# Bienvenidos a MagiaPotagia > Preguntas frecuentes sobre la dinámica el foro >  ¿Amigos?

## Némesis

A lo mejor estoy preguntando una gilipollez, pero bueno...

Es que yo estoy todavía más acostumbrado al antiguo foro que al nuevo.
¿Algún alma caritativa me explicaría que es eso de los amigos que hay en el perfil? Es que yo no sabía ni que existía y de pronto me he encontrado con dos o tres solicitudes...

Y tampoco tengo muchos amigos ;-)

----------


## MaGiC*ZeTa

Lo siento yo te respondiria si lo supiera la verdad es que tampoco tengo ni idea xD

----------


## Ravenous

Es una pijada para imitar una mini red social de esas. No sirve para nada, pero a los gusanos asociales adictos a internet y con baja autoestima les ayuda a subir la moral, supongo (como la gente con muchos amigos en el feisbook ese).

----------


## Némesis

¿O sea, que no regaláis ni un chupa-chup por cada 50 amigos?

Pues vaya...

----------


## Ming

Jajaja, pues yo para fastidiar se lo he mandado a ver si me acepta como amigo  :302: 
:P

----------


## magic_7

ajajaja, pues yo ya tenia 49 amigos que desilusión

----------


## Iban

Ale, pues yo acabo de mandar una petición. Y, además, sincera.

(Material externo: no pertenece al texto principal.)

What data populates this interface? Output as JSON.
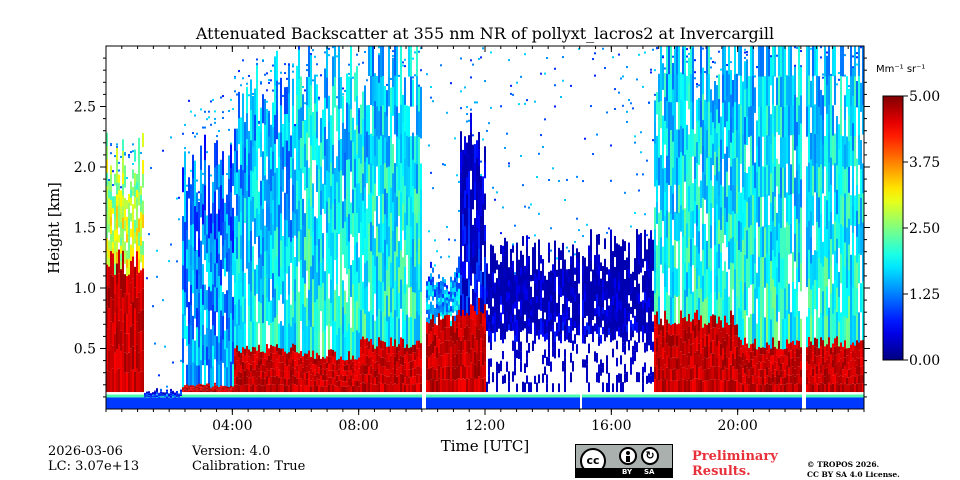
{
  "chart_data": {
    "type": "heatmap",
    "title": "Attenuated Backscatter at 355 nm NR of pollyxt_lacros2 at Invercargill",
    "xlabel": "Time [UTC]",
    "ylabel": "Height [km]",
    "x_range_hours": [
      0,
      24
    ],
    "y_range_km": [
      0,
      3.0
    ],
    "x_ticks": [
      {
        "value": 4,
        "label": "04:00"
      },
      {
        "value": 8,
        "label": "08:00"
      },
      {
        "value": 12,
        "label": "12:00"
      },
      {
        "value": 16,
        "label": "16:00"
      },
      {
        "value": 20,
        "label": "20:00"
      }
    ],
    "y_ticks": [
      {
        "value": 0.5,
        "label": "0.5"
      },
      {
        "value": 1.0,
        "label": "1.0"
      },
      {
        "value": 1.5,
        "label": "1.5"
      },
      {
        "value": 2.0,
        "label": "2.0"
      },
      {
        "value": 2.5,
        "label": "2.5"
      }
    ],
    "colorbar": {
      "unit": "Mm⁻¹ sr⁻¹",
      "range": [
        0,
        5
      ],
      "colormap": "jet",
      "ticks": [
        {
          "value": 0,
          "label": "0.00"
        },
        {
          "value": 1.25,
          "label": "1.25"
        },
        {
          "value": 2.5,
          "label": "2.50"
        },
        {
          "value": 3.75,
          "label": "3.75"
        },
        {
          "value": 5.0,
          "label": "5.00"
        }
      ]
    },
    "segments": [
      {
        "t0": 0.0,
        "t1": 1.2,
        "top": 2.05,
        "low_top": 1.2,
        "base": 3.0,
        "sparse_top": 2.2
      },
      {
        "t0": 1.2,
        "t1": 2.4,
        "top": 0.15,
        "low_top": 0.1,
        "base": 1.0,
        "sparse_top": 2.4
      },
      {
        "t0": 2.4,
        "t1": 4.0,
        "top": 2.0,
        "low_top": 0.2,
        "base": 1.5,
        "sparse_top": 2.6
      },
      {
        "t0": 4.0,
        "t1": 6.0,
        "top": 2.6,
        "low_top": 0.5,
        "base": 1.8,
        "sparse_top": 2.9
      },
      {
        "t0": 6.0,
        "t1": 8.0,
        "top": 2.7,
        "low_top": 0.45,
        "base": 2.0,
        "sparse_top": 3.0
      },
      {
        "t0": 8.0,
        "t1": 10.0,
        "top": 3.0,
        "low_top": 0.55,
        "base": 2.0,
        "sparse_top": 3.0
      },
      {
        "t0": 10.0,
        "t1": 11.2,
        "top": 1.1,
        "low_top": 0.75,
        "base": 1.6,
        "sparse_top": 3.0
      },
      {
        "t0": 11.2,
        "t1": 12.0,
        "top": 2.2,
        "low_top": 0.85,
        "base": 0.6,
        "sparse_top": 3.0
      },
      {
        "t0": 12.0,
        "t1": 17.3,
        "top": 1.3,
        "low_top": 0.6,
        "base": 0.3,
        "sparse_top": 3.0
      },
      {
        "t0": 17.3,
        "t1": 20.0,
        "top": 3.0,
        "low_top": 0.75,
        "base": 2.0,
        "sparse_top": 3.0
      },
      {
        "t0": 20.0,
        "t1": 24.0,
        "top": 3.0,
        "low_top": 0.55,
        "base": 2.0,
        "sparse_top": 3.0
      }
    ],
    "gaps_hours": [
      [
        9.95,
        10.1
      ],
      [
        15.0,
        15.05
      ],
      [
        22.0,
        22.15
      ]
    ]
  },
  "meta": {
    "date": "2026-03-06",
    "lc": "LC: 3.07e+13",
    "version": "Version: 4.0",
    "calibration": "Calibration: True"
  },
  "license": {
    "preliminary_line1": "Preliminary",
    "preliminary_line2": "Results.",
    "copyright_line1": "© TROPOS 2026.",
    "copyright_line2": "CC BY SA 4.0 License.",
    "cc_badge_by": "BY",
    "cc_badge_sa": "SA"
  }
}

Estoy intrigado por conocer el resultado.

----------


## Magnano

Nemesis de un día para otro te vas a convertir en la persona con mas amigos del foro

PD: siento la cutrez del domingo

----------


## Candyman

*Aprovecho este hilo para preguntar yo tambien, para que sirve tener muchos mensaje? e entrado en Hilos en los que la gente criticaba a los que posteaban a lo loco*

----------


## Némesis

Sirve para ver a Ravenous haciendo el truvo de "moderador roto y recompuesto".

[_._]

Fíjate en las normas del área secreta y lo sabrás.

----------


## marcoCRmagia

> Lo siento yo te respondiria si lo supiera la verdad es que tampoco tengo ni idea xD


aqui hay un ejemplo de esos mensajes tan criticados que son solo para acumular mensajes...

al menos si yo no supiera lo que preguntan hago una de dos cosas

1. no respondo del todo
2. me informo y luego respondo

en cuanto a lo de los amigos yo lo usaria si quiero contactar con algun usuario, de manera q es mas facil encontrar su perfil para mandarle un mensaje privado, pero como ya han mensionado no tiene ninguna funcion en especial...

PD: jejejeje por cierto va a sonar ironico con lo que acabo de poner... pero este es mi mensaje #200  :001 302:   :O16:   :001 302:  jajaja

----------